Maria ne trouva même pas quoi répondre face à tant d’audace. Pour elle, les vêtements et les affaires personnelles étaient intimes, c’était comme prêter sa brosse à dents.

Un souvenir d’enfance lui revint en tête. Un jour, on lui avait acheté un joli jean, un peu trop long, et sa mère lui avait promis de le raccourcir. Mais quelques semaines plus tard, sa tante Olga l’avait pris pour sa fille. Elle avait justifié cela en disant qu’elle ne pouvait pas acheter un jean aussi beau pour Régina, et que cette dernière voulait faire sensation en colonie de vacances. Régina, plus grande que Maria, le portait parfaitement.

 

Bien sûr, Maria n’a jamais revu son jean. Plus tard, sa tante avait inventé une histoire selon laquelle le pantalon avait été volé au camp. Ce n’est que plusieurs années après que Maria avait appris la vérité : Régina l’avait déchiré en grimpant aux arbres et, ne sachant pas apprécier ce qui ne lui appartenait pas, l’avait tout simplement laissé sur place.

— Vous savez, tante Olga, j’aimerais porter cette robe moi-même. On fête justement notre anniversaire de mariage après votre cérémonie, — répondit Maria à sa tante.

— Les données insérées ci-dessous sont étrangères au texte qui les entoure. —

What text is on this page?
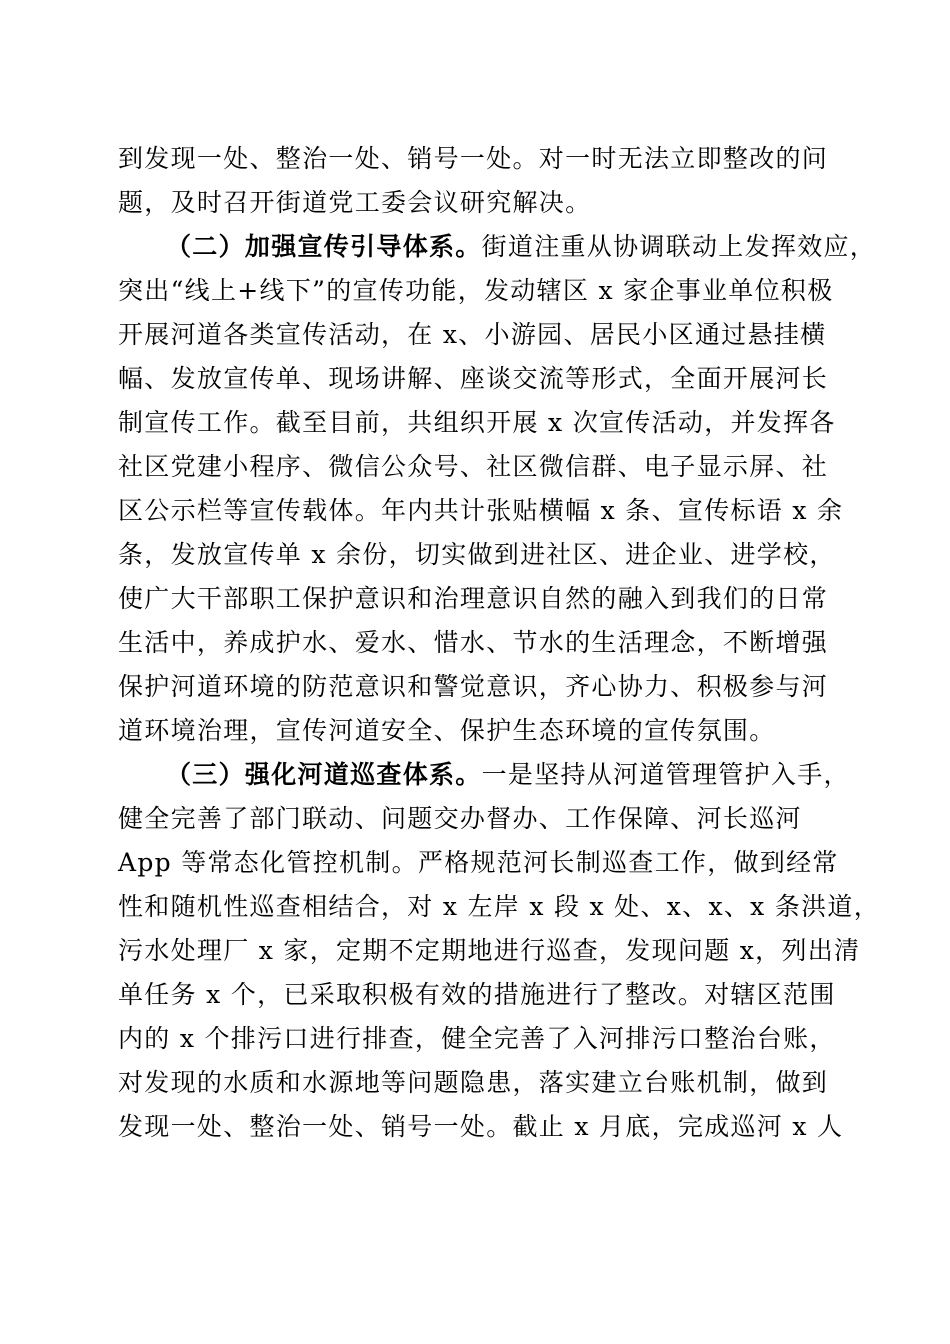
到发现一处、整治一处、销号一处。对一时无法立即整改的问
题，及时召开街道党工委会议研究解决。
（二）加强宣传引导体系。街道注重从协调联动上发挥效应，
突出“线上+线下”的宣传功能，发动辖区 x 家企事业单位积极
开展河道各类宣传活动，在 x、小游园、居民小区通过悬挂横
幅、发放宣传单、现场讲解、座谈交流等形式，全面开展河长
制宣传工作。截至目前，共组织开展 x 次宣传活动，并发挥各
社区党建小程序、微信公众号、社区微信群、电子显示屏、社
区公示栏等宣传载体。年内共计张贴横幅 x 条、宣传标语 x 余
条，发放宣传单 x 余份，切实做到进社区、进企业、进学校，
使广大干部职工保护意识和治理意识自然的融入到我们的日常
生活中，养成护水、爱水、惜水、节水的生活理念，不断增强
保护河道环境的防范意识和警觉意识，齐心协力、积极参与河
道环境治理，宣传河道安全、保护生态环境的宣传氛围。
（三）强化河道巡查体系。一是坚持从河道管理管护入手，
健全完善了部门联动、问题交办督办、工作保障、河长巡河
App 等常态化管控机制。严格规范河长制巡查工作，做到经常
性和随机性巡查相结合，对 x 左岸 x 段 x 处、x、x、x 条洪道，
污水处理厂 x 家，定期不定期地进行巡查，发现问题 x，列出清
单任务 x 个，已采取积极有效的措施进行了整改。对辖区范围
内的 x 个排污口进行排查，健全完善了入河排污口整治台账，
对发现的水质和水源地等问题隐患，落实建立台账机制，做到
发现一处、整治一处、销号一处。截止 x 月底，完成巡河 x 人
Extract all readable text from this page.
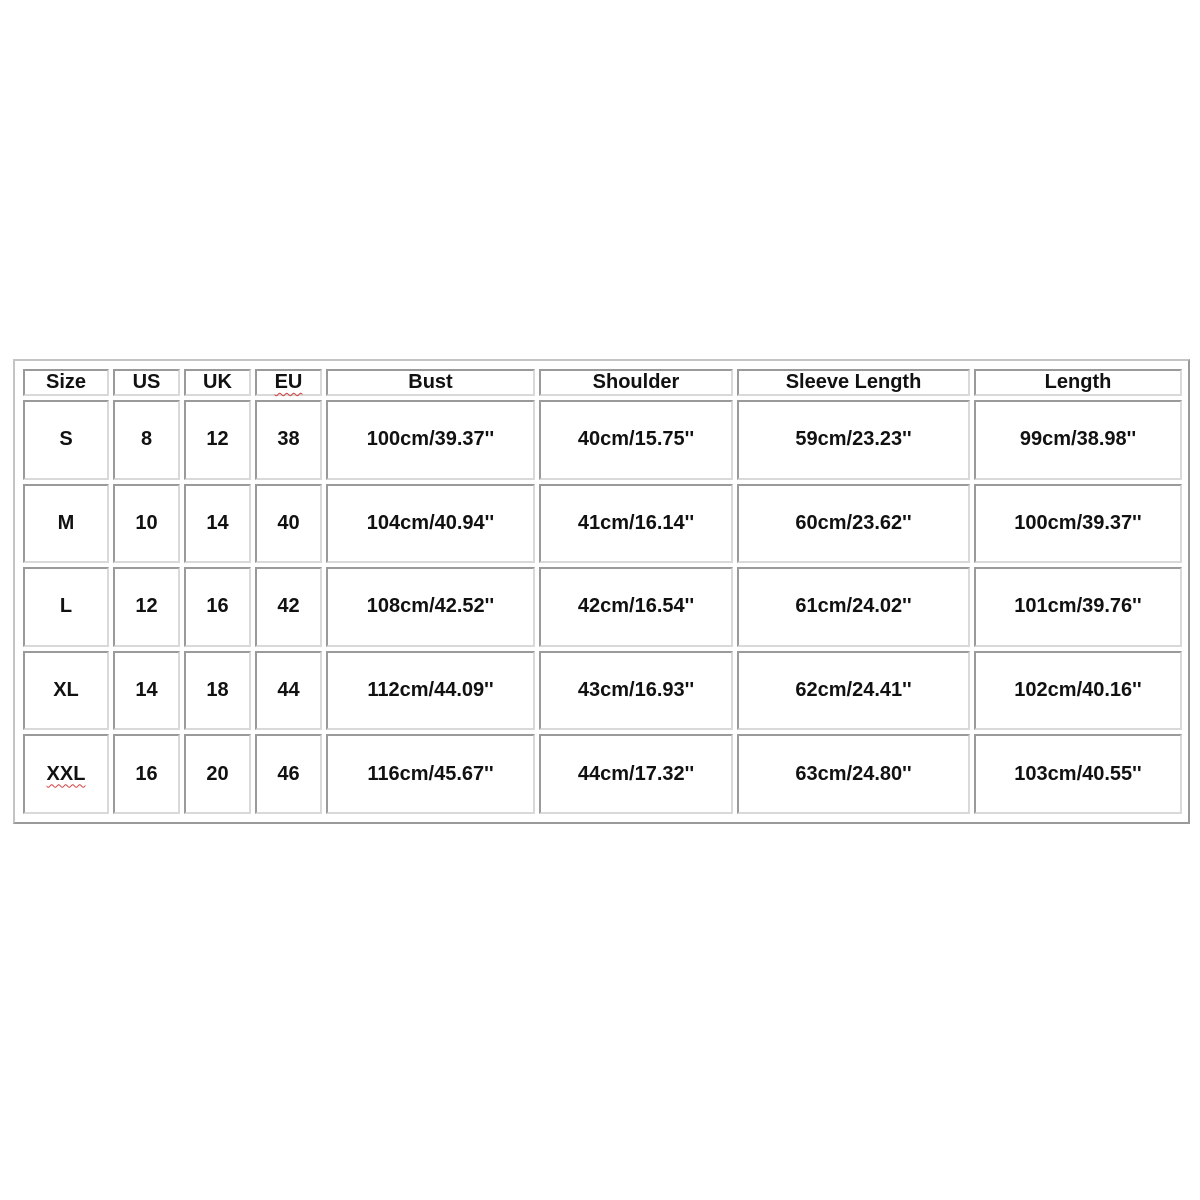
Size	US	UK	EU	Bust	Shoulder	Sleeve Length	Length
S	8	12	38	100cm/39.37''	40cm/15.75''	59cm/23.23''	99cm/38.98''
M	10	14	40	104cm/40.94''	41cm/16.14''	60cm/23.62''	100cm/39.37''
L	12	16	42	108cm/42.52''	42cm/16.54''	61cm/24.02''	101cm/39.76''
XL	14	18	44	112cm/44.09''	43cm/16.93''	62cm/24.41''	102cm/40.16''
XXL	16	20	46	116cm/45.67''	44cm/17.32''	63cm/24.80''	103cm/40.55''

— Ne t’inquiète pas, on te la rendra après l’événement. Comme ça, tu pourras la remettre. Ah oui, au fait, il nous faut aussi le voile. Il était joli, avec un serre-tête, non ?

— Le serre-tête était fait de fleurs fraîches… — murmura Maria, ne sachant plus comment refuser clairement. Si elle avait voulu donner sa robe à quelqu’un, elle l’aurait déjà mise en vente après son mariage, comme l’avaient fait certaines de ses amies.

— Oh, les fleurs fraîches, ce n’est pas dans notre budget, mais on trouvera bien quelque chose, — dit sa tante sur un ton qui ne laissait pas de place à un refus. — Bon, allez, à plus tard. Passe le bonjour à ta mère.

Elle raccrocha brusquement, laissant Maria sous le choc devant l’écran noir de son téléphone. Elle voulut en parler à son mari, mais n’en eut pas l’occasion : elle reçut un message de sa mère.

« Coucou ma chérie. Régina a demandé la robe, je lui ai dit que tu lui prêterais. Elle prend la poussière dans ton armoire de toute façon. »

Toute la soirée, Maria se débattit intérieurement, et quand son mari rentra, il remarqua aussitôt son humeur contrariée.

— Qu’est-ce qui ne va pas ? — lui demanda-t-il.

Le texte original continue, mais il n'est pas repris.